Exercise: Hybrid Forecasting with TransFlowSubsNet¶

Welcome to this exercise on using TransFlowSubsNet, a hybrid physics-informed neural network from the fusionlab-learn library. This model is unique because it learns from two sources of information simultaneously: structured time series data and the governing laws of physics.

We will perform a multi-step forecast for both groundwater level and land subsidence.

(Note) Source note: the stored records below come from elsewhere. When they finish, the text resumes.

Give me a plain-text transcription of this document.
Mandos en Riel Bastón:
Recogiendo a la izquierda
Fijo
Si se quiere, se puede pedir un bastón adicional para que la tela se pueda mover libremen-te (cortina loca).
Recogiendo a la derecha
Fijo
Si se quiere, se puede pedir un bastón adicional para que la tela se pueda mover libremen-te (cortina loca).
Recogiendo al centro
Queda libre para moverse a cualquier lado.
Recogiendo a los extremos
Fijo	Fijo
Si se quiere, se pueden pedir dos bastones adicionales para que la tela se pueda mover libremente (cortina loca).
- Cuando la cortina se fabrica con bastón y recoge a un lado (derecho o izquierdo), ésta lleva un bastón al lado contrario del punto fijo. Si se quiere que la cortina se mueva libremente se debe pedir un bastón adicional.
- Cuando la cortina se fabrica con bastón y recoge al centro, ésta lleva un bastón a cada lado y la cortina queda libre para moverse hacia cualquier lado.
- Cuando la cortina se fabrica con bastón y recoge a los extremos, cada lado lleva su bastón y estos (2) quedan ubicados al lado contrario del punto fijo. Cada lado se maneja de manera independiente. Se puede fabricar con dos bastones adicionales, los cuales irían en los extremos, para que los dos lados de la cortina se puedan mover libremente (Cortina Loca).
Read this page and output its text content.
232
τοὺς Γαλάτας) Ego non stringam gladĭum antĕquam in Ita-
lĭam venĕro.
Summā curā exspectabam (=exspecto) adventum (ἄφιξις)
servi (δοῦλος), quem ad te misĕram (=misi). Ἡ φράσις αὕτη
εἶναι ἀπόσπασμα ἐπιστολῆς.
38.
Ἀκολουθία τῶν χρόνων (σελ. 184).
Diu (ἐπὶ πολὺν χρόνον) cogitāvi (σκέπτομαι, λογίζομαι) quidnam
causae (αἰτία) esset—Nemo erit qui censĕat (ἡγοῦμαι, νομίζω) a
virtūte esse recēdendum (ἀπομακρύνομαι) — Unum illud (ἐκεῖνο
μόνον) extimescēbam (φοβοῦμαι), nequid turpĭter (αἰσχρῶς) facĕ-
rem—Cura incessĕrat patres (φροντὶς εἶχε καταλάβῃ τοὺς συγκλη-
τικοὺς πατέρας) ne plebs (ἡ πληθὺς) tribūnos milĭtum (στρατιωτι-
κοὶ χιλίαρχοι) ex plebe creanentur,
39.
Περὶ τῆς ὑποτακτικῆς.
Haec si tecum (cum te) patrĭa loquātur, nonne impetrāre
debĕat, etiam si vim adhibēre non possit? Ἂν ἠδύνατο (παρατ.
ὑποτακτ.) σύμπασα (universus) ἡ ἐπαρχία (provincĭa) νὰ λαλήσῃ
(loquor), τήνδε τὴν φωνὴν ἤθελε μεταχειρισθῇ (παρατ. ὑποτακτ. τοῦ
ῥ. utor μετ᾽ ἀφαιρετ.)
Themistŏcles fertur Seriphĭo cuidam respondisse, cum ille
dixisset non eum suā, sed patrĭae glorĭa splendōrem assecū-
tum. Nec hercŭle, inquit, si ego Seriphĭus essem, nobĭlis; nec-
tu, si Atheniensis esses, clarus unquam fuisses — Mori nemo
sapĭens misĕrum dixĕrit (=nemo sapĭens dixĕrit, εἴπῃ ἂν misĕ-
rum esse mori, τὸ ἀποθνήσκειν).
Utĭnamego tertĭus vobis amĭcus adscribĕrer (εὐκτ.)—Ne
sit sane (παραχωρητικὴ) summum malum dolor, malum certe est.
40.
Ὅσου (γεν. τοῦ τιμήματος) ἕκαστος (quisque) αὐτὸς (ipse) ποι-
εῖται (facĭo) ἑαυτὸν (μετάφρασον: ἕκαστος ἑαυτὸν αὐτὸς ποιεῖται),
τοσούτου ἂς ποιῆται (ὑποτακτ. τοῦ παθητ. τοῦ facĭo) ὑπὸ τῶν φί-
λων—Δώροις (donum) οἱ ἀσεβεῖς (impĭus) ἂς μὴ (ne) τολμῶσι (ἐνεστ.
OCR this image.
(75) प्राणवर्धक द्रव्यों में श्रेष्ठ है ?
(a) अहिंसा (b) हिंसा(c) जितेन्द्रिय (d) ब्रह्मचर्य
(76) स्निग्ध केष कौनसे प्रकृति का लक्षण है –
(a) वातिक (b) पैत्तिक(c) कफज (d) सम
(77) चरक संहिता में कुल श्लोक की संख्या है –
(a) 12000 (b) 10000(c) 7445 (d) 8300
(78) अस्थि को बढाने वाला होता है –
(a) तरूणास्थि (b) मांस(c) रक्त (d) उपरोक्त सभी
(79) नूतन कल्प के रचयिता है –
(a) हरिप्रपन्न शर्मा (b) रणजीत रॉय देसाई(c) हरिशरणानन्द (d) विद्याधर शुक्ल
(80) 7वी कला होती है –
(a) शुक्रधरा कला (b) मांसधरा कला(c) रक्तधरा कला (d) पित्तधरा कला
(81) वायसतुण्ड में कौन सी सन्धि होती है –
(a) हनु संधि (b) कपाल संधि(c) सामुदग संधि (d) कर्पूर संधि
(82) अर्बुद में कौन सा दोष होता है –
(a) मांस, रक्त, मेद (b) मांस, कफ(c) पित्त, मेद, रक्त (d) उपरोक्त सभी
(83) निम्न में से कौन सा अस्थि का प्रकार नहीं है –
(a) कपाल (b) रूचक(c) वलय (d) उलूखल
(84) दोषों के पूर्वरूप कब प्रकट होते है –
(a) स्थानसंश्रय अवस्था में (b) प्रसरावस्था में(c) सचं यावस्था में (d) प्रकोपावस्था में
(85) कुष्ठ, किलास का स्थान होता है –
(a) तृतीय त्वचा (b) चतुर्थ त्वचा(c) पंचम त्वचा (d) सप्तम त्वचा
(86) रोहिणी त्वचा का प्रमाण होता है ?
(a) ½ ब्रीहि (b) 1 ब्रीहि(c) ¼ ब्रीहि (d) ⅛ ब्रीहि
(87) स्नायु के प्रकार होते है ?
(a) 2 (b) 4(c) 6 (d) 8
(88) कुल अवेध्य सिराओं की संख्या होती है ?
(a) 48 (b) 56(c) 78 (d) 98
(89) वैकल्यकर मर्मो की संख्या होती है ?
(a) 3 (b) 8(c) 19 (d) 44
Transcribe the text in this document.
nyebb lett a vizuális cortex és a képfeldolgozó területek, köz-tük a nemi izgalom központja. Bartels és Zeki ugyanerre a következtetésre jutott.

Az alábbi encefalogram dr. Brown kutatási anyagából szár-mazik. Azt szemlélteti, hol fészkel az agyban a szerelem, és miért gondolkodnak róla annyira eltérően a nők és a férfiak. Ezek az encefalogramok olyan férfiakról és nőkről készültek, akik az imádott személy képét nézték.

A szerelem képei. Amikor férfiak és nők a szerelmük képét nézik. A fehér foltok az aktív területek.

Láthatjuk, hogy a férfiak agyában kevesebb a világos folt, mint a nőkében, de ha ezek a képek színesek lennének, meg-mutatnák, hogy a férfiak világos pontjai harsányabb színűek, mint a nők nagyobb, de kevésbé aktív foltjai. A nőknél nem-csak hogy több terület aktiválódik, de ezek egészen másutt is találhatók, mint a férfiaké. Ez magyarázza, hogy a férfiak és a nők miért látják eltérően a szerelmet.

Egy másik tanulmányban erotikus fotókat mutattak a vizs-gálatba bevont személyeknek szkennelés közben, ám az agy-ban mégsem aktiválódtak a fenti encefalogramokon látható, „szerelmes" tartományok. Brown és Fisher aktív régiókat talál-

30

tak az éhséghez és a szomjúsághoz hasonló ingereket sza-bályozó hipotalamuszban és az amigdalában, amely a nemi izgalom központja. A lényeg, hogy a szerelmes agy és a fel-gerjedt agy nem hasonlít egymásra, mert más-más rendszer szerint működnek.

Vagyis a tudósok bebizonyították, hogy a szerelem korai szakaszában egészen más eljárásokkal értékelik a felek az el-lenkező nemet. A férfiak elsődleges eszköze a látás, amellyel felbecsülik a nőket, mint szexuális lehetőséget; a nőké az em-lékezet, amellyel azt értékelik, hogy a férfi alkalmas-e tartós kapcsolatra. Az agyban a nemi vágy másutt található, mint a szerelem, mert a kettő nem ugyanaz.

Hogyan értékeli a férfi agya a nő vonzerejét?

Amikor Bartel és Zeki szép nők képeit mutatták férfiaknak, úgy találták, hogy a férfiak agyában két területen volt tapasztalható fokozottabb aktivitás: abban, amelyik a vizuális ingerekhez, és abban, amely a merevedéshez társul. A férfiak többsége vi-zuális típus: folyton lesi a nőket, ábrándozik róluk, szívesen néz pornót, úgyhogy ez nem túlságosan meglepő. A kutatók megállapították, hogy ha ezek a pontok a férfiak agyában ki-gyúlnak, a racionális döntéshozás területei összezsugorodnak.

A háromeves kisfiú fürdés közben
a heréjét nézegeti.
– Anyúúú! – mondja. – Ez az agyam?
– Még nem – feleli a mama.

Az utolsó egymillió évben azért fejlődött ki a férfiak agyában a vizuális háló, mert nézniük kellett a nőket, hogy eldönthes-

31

This exercise will walk you through the specific data preparation needed to satisfy both the data-driven and physics-informed components of the model.

Learning Objectives:

Generate a synthetic dataset with features, coordinates, and two target variables (subsidence and groundwater level).
Structure the inputs into the required dictionary format, separating feature inputs from coordinate inputs.
Instantiate TransFlowSubsNet with both data-driven and physics-informed configurations.
Compile the model with a composite data loss and physics-loss weights (\(\lambda_{gw}\), \(\lambda_{c}\)).
Train the model and interpret the multi-component loss in the training log.
Visualize the forecast results against the true values.

Let’s begin!

Prerequisites¶

Ensure you have fusionlab-learn and its common dependencies installed.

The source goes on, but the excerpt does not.